Process model discovered for the HB. The numbered edges are added by our method.

Table 3. Dependency conditions discovered for the HB log.

Limitations. We acknowledge that there are some limitations to our method. First, we only consider conditional directly-follows dependencies. Like most process mining approaches, our method requires sufficiently large event logs. Small event logs might, by chance, not contain all directly-follows relations. Moreover, more complex patterns of conditional infrequent behavior, e.g., longer sequences or sub-processes, cannot be discovered. Second, there is a risk that the returned C-nets are unsound [22] since our method is based on the HM. However, recent research shows that it is possible to structure the discovered model afterwards [30]. Third, as all data-driven method the DHM relies on data attributes and infrequent process paths being recorded. Last, we used only two real-life event logs in the evaluation. Therefore, only limited claims on the general applicability of the method can be made. We have also tested the DHM on other event logs. However, very few event logs with data attribute are publicly available.

6 Conclusion

We presented the Data-aware Heuristic Miner (DHM), a process discovery method that reveals conditional infrequent behavior from event logs.
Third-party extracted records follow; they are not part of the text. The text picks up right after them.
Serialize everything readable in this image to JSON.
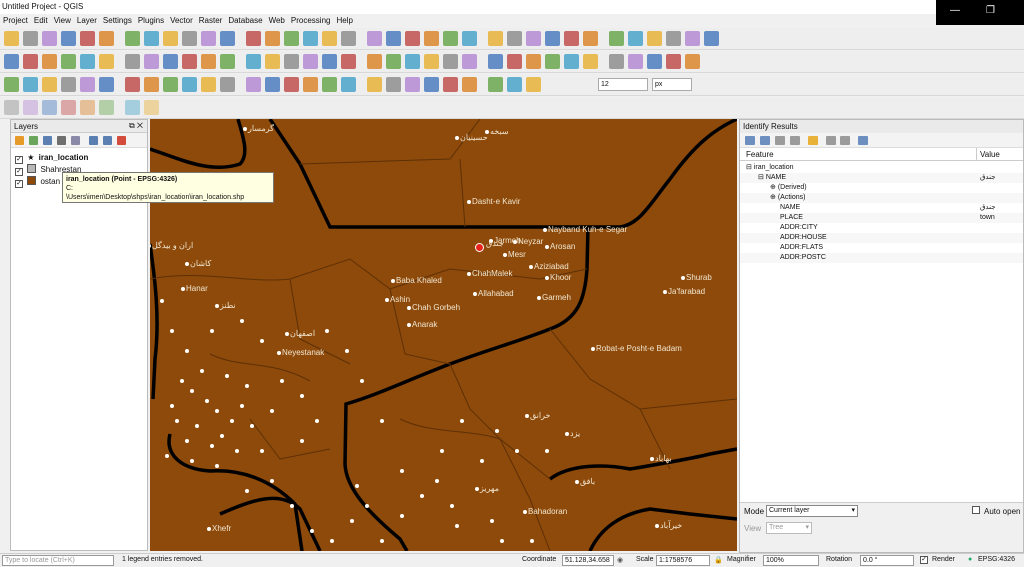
{
  "window": {
    "title": "Untitled Project - QGIS",
    "minimize": "—",
    "restore": "❐"
  },
  "menu": [
    "Project",
    "Edit",
    "View",
    "Layer",
    "Settings",
    "Plugins",
    "Vector",
    "Raster",
    "Database",
    "Web",
    "Processing",
    "Help"
  ],
  "toolbar": {
    "field_size": "12",
    "field_unit": "px"
  },
  "layers": {
    "title": "Layers",
    "items": [
      {
        "name": "iran_location",
        "checked": true,
        "symbol": "star",
        "bold": true
      },
      {
        "name": "Shahrestan",
        "checked": true,
        "symbol": "gray"
      },
      {
        "name": "ostan",
        "checked": true,
        "symbol": "brown"
      }
    ],
    "tooltip_line1": "iran_location (Point - EPSG:4326)",
    "tooltip_line2": "C:",
    "tooltip_line3": "\\Users\\imen\\Desktop\\shps\\iran_location\\iran_location.shp"
  },
  "map": {
    "labels": [
      "گرمسار",
      "سبخه",
      "حسینیان",
      "Dasht-e Kavir",
      "Nayband Kuh-e Segar",
      "اران و بیدگل",
      "کاشان",
      "Baba Khaled",
      "ChahMalek",
      "Mesr",
      "Neyzar",
      "Jarmeh",
      "Arosan",
      "Aziziabad",
      "Khoor",
      "Garmeh",
      "Allahabad",
      "Ashin",
      "Chah Gorbeh",
      "Anarak",
      "Hanar",
      "نطنز",
      "Neyestanak",
      "اصفهان",
      "Robat-e Posht-e Badam",
      "Shurab",
      "Ja'farabad",
      "خرانق",
      "بهاباد",
      "یزد",
      "مهریز",
      "Bahadoran",
      "Xhefr",
      "بافق",
      "خیرآباد"
    ],
    "selected_point_label": "جندق"
  },
  "identify": {
    "title": "Identify Results",
    "col_feature": "Feature",
    "col_value": "Value",
    "rows": [
      {
        "indent": 0,
        "prefix": "⊟",
        "label": "iran_location",
        "value": ""
      },
      {
        "indent": 1,
        "prefix": "⊟",
        "label": "NAME",
        "value": "جندق"
      },
      {
        "indent": 2,
        "prefix": "⊕",
        "label": "(Derived)",
        "value": ""
      },
      {
        "indent": 2,
        "prefix": "⊕",
        "label": "(Actions)",
        "value": ""
      },
      {
        "indent": 2,
        "prefix": "",
        "label": "NAME",
        "value": "جندق"
      },
      {
        "indent": 2,
        "prefix": "",
        "label": "PLACE",
        "value": "town"
      },
      {
        "indent": 2,
        "prefix": "",
        "label": "ADDR:CITY",
        "value": ""
      },
      {
        "indent": 2,
        "prefix": "",
        "label": "ADDR:HOUSE",
        "value": ""
      },
      {
        "indent": 2,
        "prefix": "",
        "label": "ADDR:FLATS",
        "value": ""
      },
      {
        "indent": 2,
        "prefix": "",
        "label": "ADDR:POSTC",
        "value": ""
      }
    ],
    "mode_label": "Mode",
    "mode_value": "Current layer",
    "auto_open": "Auto open",
    "view_label": "View",
    "view_value": "Tree"
  },
  "status": {
    "locate_placeholder": "Type to locate (Ctrl+K)",
    "message": "1 legend entries removed.",
    "coordinate_label": "Coordinate",
    "coordinate": "51.128,34.658",
    "scale_label": "Scale",
    "scale": "1:1758576",
    "magnifier_label": "Magnifier",
    "magnifier": "100%",
    "rotation_label": "Rotation",
    "rotation": "0.0 °",
    "render_label": "Render",
    "crs": "EPSG:4326"
  }
}
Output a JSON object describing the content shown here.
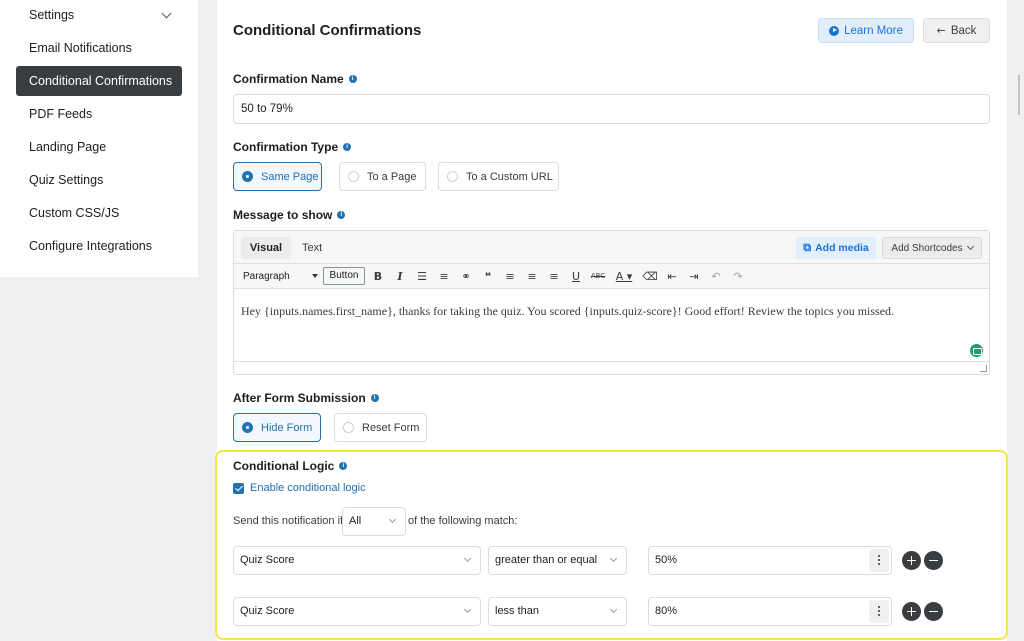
{
  "sidebar": {
    "items": [
      {
        "label": "Settings"
      },
      {
        "label": "Email Notifications"
      },
      {
        "label": "Conditional Confirmations"
      },
      {
        "label": "PDF Feeds"
      },
      {
        "label": "Landing Page"
      },
      {
        "label": "Quiz Settings"
      },
      {
        "label": "Custom CSS/JS"
      },
      {
        "label": "Configure Integrations"
      }
    ],
    "active_index": 2
  },
  "header": {
    "title": "Conditional Confirmations",
    "learn_more": "Learn More",
    "back": "Back"
  },
  "form": {
    "confirmation_name_label": "Confirmation Name",
    "confirmation_name_value": "50 to 79%",
    "confirmation_type_label": "Confirmation Type",
    "confirmation_type_options": [
      "Same Page",
      "To a Page",
      "To a Custom URL"
    ],
    "confirmation_type_selected": "Same Page",
    "message_label": "Message to show",
    "after_submission_label": "After Form Submission",
    "after_submission_options": [
      "Hide Form",
      "Reset Form"
    ],
    "after_submission_selected": "Hide Form"
  },
  "editor": {
    "tab_visual": "Visual",
    "tab_text": "Text",
    "add_media": "Add media",
    "add_shortcodes": "Add Shortcodes",
    "paragraph_select": "Paragraph",
    "button_label": "Button",
    "toolbar_icons": [
      "bold-icon",
      "italic-icon",
      "bullet-list-icon",
      "numbered-list-icon",
      "link-icon",
      "blockquote-icon",
      "align-left-icon",
      "align-center-icon",
      "align-right-icon",
      "underline-icon",
      "strikethrough-icon",
      "text-color-icon",
      "clear-format-icon",
      "outdent-icon",
      "indent-icon",
      "undo-icon",
      "redo-icon"
    ],
    "content": "Hey {inputs.names.first_name}, thanks for taking the quiz. You scored {inputs.quiz-score}! Good effort! Review the topics you missed."
  },
  "conditional_logic": {
    "label": "Conditional Logic",
    "enable_label": "Enable conditional logic",
    "enabled": true,
    "send_prefix": "Send this notification if",
    "match_value": "All",
    "send_suffix": "of the following match:",
    "rules": [
      {
        "field": "Quiz Score",
        "operator": "greater than or equal",
        "value": "50%"
      },
      {
        "field": "Quiz Score",
        "operator": "less than",
        "value": "80%"
      }
    ]
  },
  "colors": {
    "accent": "#2271b1",
    "highlight_border": "#f3e849",
    "sidebar_active": "#3a3d40"
  }
}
The DHM distinguishes undesired noise from infrequent behavior that can be characterized by conditions over the data attributes of the event log. This is the first approach that uses both event labels and data attributes when discovering the control-flow. Dependency conditions are discovered using classification techniques, and, then, embedded in a complete process discovery algorithm built upon the Heuristic Miner. The returned process models are annotated with information on the discovered rules. We applied the DHM to a synthetic and two real-life events logs of considerable size and complexity. We showed that the DHM can efficiently handle large event logs and is robust against typical levels of random noise. The evaluation on two real-life cases shows that the DHM provides insights that could be easily missed when relying on state-of-the-art, frequency-based techniques. In our future work, we would like to extend the idea from directly-follows relations to more complex patterns of conditional behavior (e.g., long-term dependencies). The DHM successfully reveals data dependencies based on directly-follows relations, but dependencies that cannot be captured by directly-follows relations might be missed.